Scotty, Morgan et Brandon n’en font pas partie. Sauf miracle, vendredi 20 novembre, date du verdict de la cour d’assises N°1 (il y en a deux), les complices repartiront pour plusieurs années en prison, d’où ils ont été extraits pour l’appel de leur première condamnation : 12 ans de réclusion criminelle. Ils sont accusés de « saucissonnage », soit la séquestration de quatre familles chinoises dans leur pavillon de Vitry-sur-Seine (Val-de-Marne), en juillet 2016. Devant les assises de Créteil, en septembre 2019, ils avaient, comme aujourd’hui, clamé leur innocence. Problème : ces trois copains d’enfance de Clichy-la-Garenne (Hauts-de-Seine) ont été dénoncés par Michaël, le 4e du gang, arrêté sur le lieu des faits. Et, comme hier, « la balance » en prend pour son grade. Il n’a pas fait appel, satisfait d’écoper d’une peine de six ans de détention, mais s’inquiète de n’avoir obtenu « le statut de repenti ».

« Un faisceau d’erreurs a entraîné un faisceau d’indices »

 Face au trio masqué qu’encadrent six gardiens de la paix, dix-neuf parties civiles, dont cinq enfants et dix adultes ligotés, bâillonnés et braqués avec des fusils à pompe, toutes représentées par Me Pascal Fournier. La famille de restaurateurs s’est fait voler 15 000 euros, des montres, des bijoux. Tout ça pour ça, serait-on tenté de dire, tant le traumatisme des uns surpasse le mobile des autres. L’avocat général a cette fois requis « 12 à 15 ans ».

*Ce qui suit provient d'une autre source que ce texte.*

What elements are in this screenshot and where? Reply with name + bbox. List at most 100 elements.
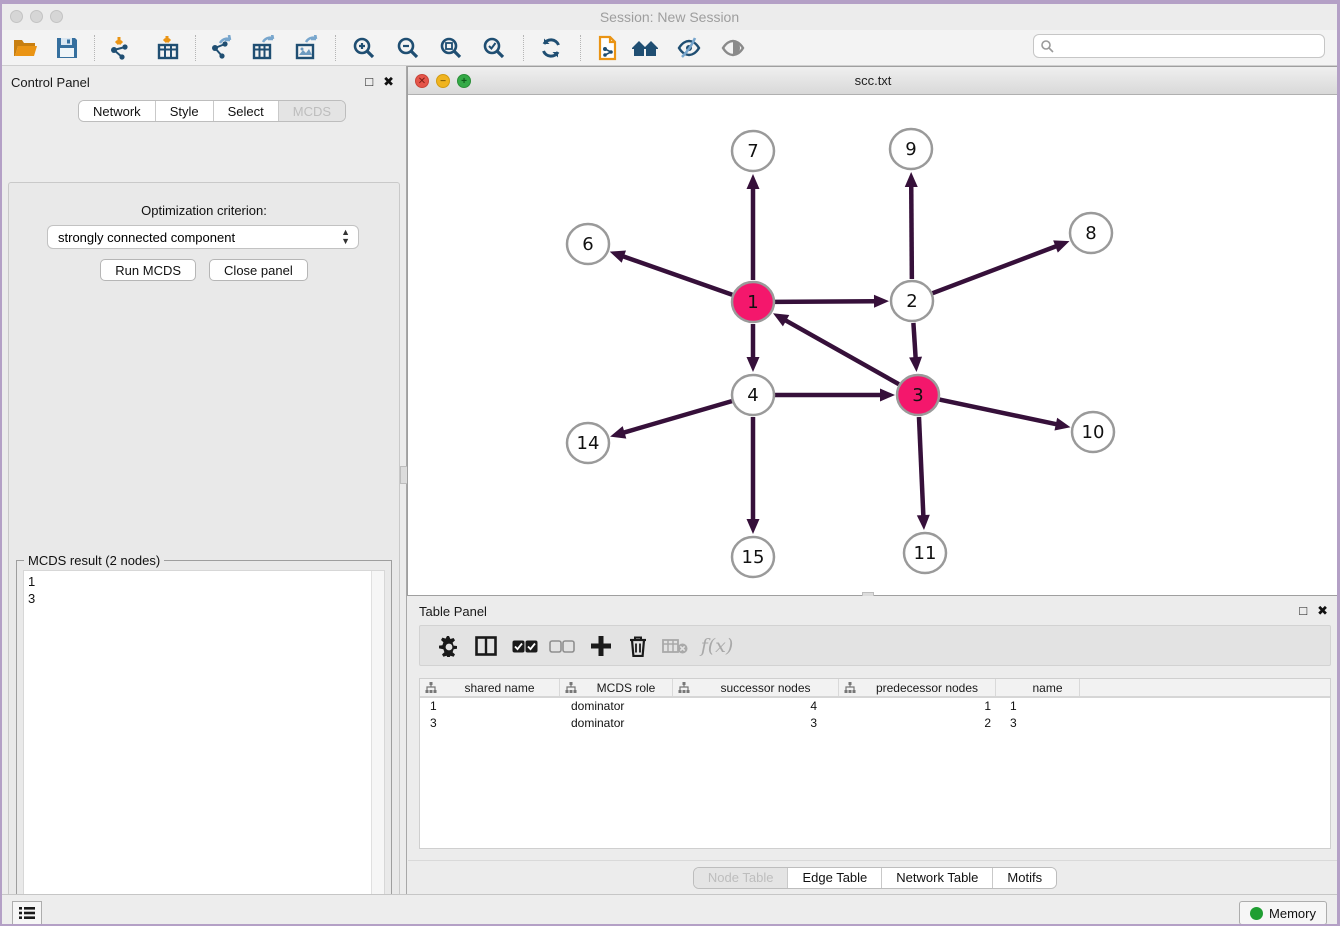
table-tabs-strip: Node TableEdge TableNetwork TableMotifs [408,860,1340,894]
edge-1-6[interactable] [623,256,732,294]
optimization-criterion-select[interactable]: strongly connected component ▲▼ [47,225,359,249]
tab-node-table[interactable]: Node Table [694,868,789,888]
scrollbar[interactable] [371,571,384,926]
control-panel: Control Panel □ ✖ NetworkStyleSelectMCDS… [2,66,406,894]
node-1[interactable]: 1 [732,282,774,322]
select-all-checkboxes-icon[interactable] [510,632,540,660]
table-row[interactable]: 3dominator323 [420,715,1330,732]
cell-MCDS-role[interactable]: dominator [561,715,675,732]
memory-status-icon [1250,907,1263,920]
cell-successor-nodes[interactable]: 4 [675,698,842,715]
cell-shared-name[interactable]: 3 [420,715,561,732]
home-icon[interactable] [630,34,660,62]
mcds-result-groupbox: MCDS result (2 nodes) 13 [16,560,392,926]
run-mcds-button[interactable]: Run MCDS [100,259,196,281]
search-input[interactable] [1058,36,1324,56]
node-9[interactable]: 9 [890,129,932,169]
cell-name[interactable]: 1 [1000,698,1085,715]
tab-style[interactable]: Style [156,101,214,121]
save-session-icon[interactable] [52,34,82,62]
refresh-icon[interactable] [536,34,566,62]
edge-2-8[interactable] [933,246,1057,293]
tab-network[interactable]: Network [79,101,156,121]
gear-icon[interactable] [434,632,464,660]
cell-predecessor-nodes[interactable]: 2 [842,715,1000,732]
column-header-predecessor-nodes[interactable]: predecessor nodes [839,679,996,696]
column-header-successor-nodes[interactable]: successor nodes [673,679,839,696]
close-panel-icon[interactable]: ✖ [383,75,394,88]
memory-button-label: Memory [1269,906,1316,921]
edge-1-2[interactable] [775,301,875,302]
result-line: 3 [28,590,35,607]
column-header-MCDS-role[interactable]: MCDS role [560,679,673,696]
cell-MCDS-role[interactable]: dominator [561,698,675,715]
tab-mcds[interactable]: MCDS [279,101,345,121]
node-3[interactable]: 3 [897,375,939,415]
network-window-titlebar[interactable]: ✕ − + scc.txt [408,67,1338,95]
node-7[interactable]: 7 [732,131,774,171]
node-8[interactable]: 8 [1070,213,1112,253]
node-15[interactable]: 15 [732,537,774,577]
node-label: 11 [914,543,937,564]
delete-column-icon[interactable] [623,632,653,660]
split-columns-icon[interactable] [471,632,501,660]
edge-2-9[interactable] [911,186,912,279]
edge-4-14[interactable] [624,401,732,433]
table-row[interactable]: 1dominator411 [420,698,1330,715]
delete-table-icon[interactable] [660,632,690,660]
cell-successor-nodes[interactable]: 3 [675,715,842,732]
node-6[interactable]: 6 [567,224,609,264]
node-11[interactable]: 11 [904,533,946,573]
export-network-icon[interactable] [206,34,236,62]
tab-edge-table[interactable]: Edge Table [788,868,882,888]
function-builder-icon[interactable]: f(x) [695,632,739,660]
network-canvas[interactable]: 7 9 6 8 1 2 4 3 14 10 15 11 [408,95,1338,595]
toolbar-separator [195,35,196,61]
zoom-out-icon[interactable] [393,34,423,62]
cell-predecessor-nodes[interactable]: 1 [842,698,1000,715]
close-table-panel-icon[interactable]: ✖ [1317,604,1328,617]
mcds-result-textarea[interactable]: 13 [23,570,385,926]
memory-button[interactable]: Memory [1239,901,1327,925]
deselect-checkboxes-icon[interactable] [547,632,577,660]
tab-motifs[interactable]: Motifs [993,868,1056,888]
copy-network-icon[interactable] [592,34,622,62]
node-4[interactable]: 4 [732,375,774,415]
edge-2-3[interactable] [913,323,915,358]
show-panel-icon[interactable] [718,34,748,62]
table-panel: Table Panel □ ✖ [408,596,1340,894]
cell-shared-name[interactable]: 1 [420,698,561,715]
tab-select[interactable]: Select [214,101,279,121]
float-panel-icon[interactable]: □ [365,75,373,88]
node-10[interactable]: 10 [1072,412,1114,452]
zoom-fit-icon[interactable] [436,34,466,62]
open-session-icon[interactable] [10,34,40,62]
hide-panel-icon[interactable] [674,34,704,62]
import-table-icon[interactable] [153,34,183,62]
cell-name[interactable]: 3 [1000,715,1085,732]
column-header-shared-name[interactable]: shared name [420,679,560,696]
node-2[interactable]: 2 [891,281,933,321]
search-field[interactable] [1033,34,1325,58]
zoom-selected-icon[interactable] [479,34,509,62]
export-table-icon[interactable] [249,34,279,62]
tab-network-table[interactable]: Network Table [882,868,993,888]
node-label: 4 [747,385,758,406]
optimization-criterion-label: Optimization criterion: [9,203,399,218]
node-14[interactable]: 14 [567,423,609,463]
node-label: 6 [582,234,593,255]
edge-3-1[interactable] [785,320,899,384]
node-label: 2 [906,291,917,312]
task-history-button[interactable] [12,901,42,925]
zoom-in-icon[interactable] [349,34,379,62]
float-table-panel-icon[interactable]: □ [1299,604,1307,617]
table-panel-title: Table Panel [419,604,487,619]
close-panel-button[interactable]: Close panel [209,259,308,281]
edge-3-10[interactable] [940,400,1057,425]
edge-3-11[interactable] [919,417,923,516]
column-header-name[interactable]: name [996,679,1080,696]
node-label: 9 [905,139,916,160]
import-network-icon[interactable] [105,34,135,62]
export-image-icon[interactable] [292,34,322,62]
add-column-icon[interactable] [586,632,616,660]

« C’est le concours Lépine des hypothèses », tonne Me Olivier Legrand en défense de Brandon J. Il s’exprime haut et fort pour compenser l’absence d’expressions du visage et la perte auditive qu’entraîne le rectangle blanc qu’ici l’on garde en interrogeant, requérant et plaidant. Le policier chargé du respect des consignes veille sur la salle. On n’y pénètre qu’à condition de produire une attestation professionnelle et sa pièce d’identité. Comme Mes Daphné Pugliesi, Noémie Saidi-Cottier et Joseph Breham, intervenant pour Morgan D. et Scotty L., Olivier Legrand pointe les défauts du dossier, la carence d’éléments à charge, d’approximations. « Un faisceau d’erreurs a entraîné un faisceau d’indices, ce dossier est pourri mais surtout, ne vous en préoccupez pas ! Condamnez-les ! »

La nuit est depuis longtemps tombée sur le tribunal de Bobigny quand les plaidoiries s’achèvent. Dans l’atrium comme sur le parvis, il y a encore du monde. Vendredi 20, le trio sera fixé. Et, pour les magistrats, les avocats et les justiciables de Seine-Saint-Denis, débutera un autre marathon dans un champs de misère humaine.